When a producer publishes a message using JetStream, it must include the Msg-ID header. This can be done programmatically:

package main

import (
	"fmt"
	"log"
	"time"

	"github.com/nats-io/nats.go"
)

func main() {
	// Connect to NATS
	nc, err := nats.Connect(nats.DefaultURL)
	if err != nil {
		log.Fatalf("Failed to connect to NATS: %v", err)
	}
	defer nc.Close()

	// Create a JetStream context
	js, err := nc.JetStream()
	if err != nil {
		log.Fatalf("Failed to create JetStream context: %v", err)
	}

	log.Println("Connected to NATS JetStream")

	// Publish a message with a unique Msg-ID
	msgID := fmt.Sprintf("my-unique-message-%d", time.Now().UnixNano())
	_, err = js.Publish("orders.new", []byte("New order details"), nats.MsgId(msgID))
	if err != nil {
		log.Fatalf("Failed to publish message with Msg-ID: %v", err)
	}
	log.Printf("Published message with Msg-ID: %s", msgID)
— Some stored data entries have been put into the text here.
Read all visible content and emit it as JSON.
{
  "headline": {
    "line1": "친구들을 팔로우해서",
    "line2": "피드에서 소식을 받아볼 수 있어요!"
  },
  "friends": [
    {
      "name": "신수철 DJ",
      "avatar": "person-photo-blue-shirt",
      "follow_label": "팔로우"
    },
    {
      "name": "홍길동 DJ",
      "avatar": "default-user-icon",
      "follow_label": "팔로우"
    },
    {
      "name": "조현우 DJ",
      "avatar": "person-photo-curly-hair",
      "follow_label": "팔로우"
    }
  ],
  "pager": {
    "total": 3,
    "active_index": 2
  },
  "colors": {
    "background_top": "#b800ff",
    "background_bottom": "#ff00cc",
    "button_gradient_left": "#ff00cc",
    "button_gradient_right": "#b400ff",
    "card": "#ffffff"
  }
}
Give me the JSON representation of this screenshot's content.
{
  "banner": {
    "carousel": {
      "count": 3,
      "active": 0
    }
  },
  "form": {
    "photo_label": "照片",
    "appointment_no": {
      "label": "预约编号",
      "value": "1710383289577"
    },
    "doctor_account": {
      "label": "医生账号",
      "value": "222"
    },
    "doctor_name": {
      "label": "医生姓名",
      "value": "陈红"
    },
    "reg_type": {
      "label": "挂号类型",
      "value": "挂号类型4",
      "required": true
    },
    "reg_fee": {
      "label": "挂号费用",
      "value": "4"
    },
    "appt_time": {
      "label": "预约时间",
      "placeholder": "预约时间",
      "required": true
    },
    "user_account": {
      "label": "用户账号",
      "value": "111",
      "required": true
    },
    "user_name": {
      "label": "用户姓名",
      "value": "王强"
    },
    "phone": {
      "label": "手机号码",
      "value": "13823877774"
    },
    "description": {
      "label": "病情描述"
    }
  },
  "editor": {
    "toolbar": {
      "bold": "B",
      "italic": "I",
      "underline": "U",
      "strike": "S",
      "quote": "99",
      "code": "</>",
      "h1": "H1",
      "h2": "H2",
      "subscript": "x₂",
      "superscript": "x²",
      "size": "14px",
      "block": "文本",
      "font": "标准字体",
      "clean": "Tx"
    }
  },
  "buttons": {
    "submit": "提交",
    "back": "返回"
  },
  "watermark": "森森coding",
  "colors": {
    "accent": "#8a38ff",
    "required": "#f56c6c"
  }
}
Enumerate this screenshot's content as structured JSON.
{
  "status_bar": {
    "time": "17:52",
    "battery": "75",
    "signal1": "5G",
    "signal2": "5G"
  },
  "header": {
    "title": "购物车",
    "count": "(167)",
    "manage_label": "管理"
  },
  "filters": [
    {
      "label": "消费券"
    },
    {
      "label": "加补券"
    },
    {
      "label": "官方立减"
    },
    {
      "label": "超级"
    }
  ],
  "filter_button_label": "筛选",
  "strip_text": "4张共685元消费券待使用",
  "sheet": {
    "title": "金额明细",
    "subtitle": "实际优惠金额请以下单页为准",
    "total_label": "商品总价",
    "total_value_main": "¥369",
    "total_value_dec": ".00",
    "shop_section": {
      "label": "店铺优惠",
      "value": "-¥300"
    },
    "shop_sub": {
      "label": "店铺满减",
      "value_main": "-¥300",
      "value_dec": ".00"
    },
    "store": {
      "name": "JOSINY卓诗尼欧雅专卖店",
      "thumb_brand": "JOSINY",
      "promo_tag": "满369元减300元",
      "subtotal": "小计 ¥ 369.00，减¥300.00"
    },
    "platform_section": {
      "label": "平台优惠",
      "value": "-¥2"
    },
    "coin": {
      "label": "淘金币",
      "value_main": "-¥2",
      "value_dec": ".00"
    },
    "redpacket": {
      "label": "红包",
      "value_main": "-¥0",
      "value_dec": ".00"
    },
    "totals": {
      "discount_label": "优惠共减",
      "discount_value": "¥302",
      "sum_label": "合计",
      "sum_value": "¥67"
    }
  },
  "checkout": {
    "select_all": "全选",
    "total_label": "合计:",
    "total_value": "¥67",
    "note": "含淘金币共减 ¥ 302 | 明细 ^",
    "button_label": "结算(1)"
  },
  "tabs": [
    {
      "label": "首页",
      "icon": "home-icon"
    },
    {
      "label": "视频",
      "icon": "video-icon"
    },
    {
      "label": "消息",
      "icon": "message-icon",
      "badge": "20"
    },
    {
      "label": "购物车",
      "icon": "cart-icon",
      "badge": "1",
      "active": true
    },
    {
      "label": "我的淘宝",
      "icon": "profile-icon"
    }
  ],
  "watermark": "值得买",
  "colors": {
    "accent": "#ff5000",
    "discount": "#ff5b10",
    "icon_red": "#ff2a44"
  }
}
	// Simulate sending the same message again within the dedup window
	// This second publish *should* be deduplicated by JetStream if the
	// max_dedup_pending is configured and the server is running JetStream.
	time.Sleep(1 * time.Second) // Short delay to ensure it's within the window

	log.Printf("Attempting to publish the same message again with Msg-ID: %s", msgID)
	_, err = js.Publish("orders.new", []byte("New order details"), nats.MsgId(msgID))
	if err != nil {
		// This error is expected if deduplication works
		log.Printf("Second publish failed as expected due to deduplication: %v", err)
	} else {
		log.Println("Second publish succeeded unexpectedly - deduplication may not be configured or working.")
	}
}

The max_dedup_pending configuration directly controls the server’s memory usage for tracking these Msg-IDs. A larger value means JetStream can track more unique message IDs for longer, providing a more robust guarantee against accidental duplicate processing, but at the cost of increased memory consumption. If you find that duplicate messages are still being processed, it’s a strong indicator that either your max_dedup_pending is too small for your producer’s retry window, or the NATS server isn’t running with JetStream enabled.

The most common mistake is assuming that simply setting max_dedup_pending is enough without understanding that the producer must also actively use the Msg-ID header for JetStream to perform deduplication.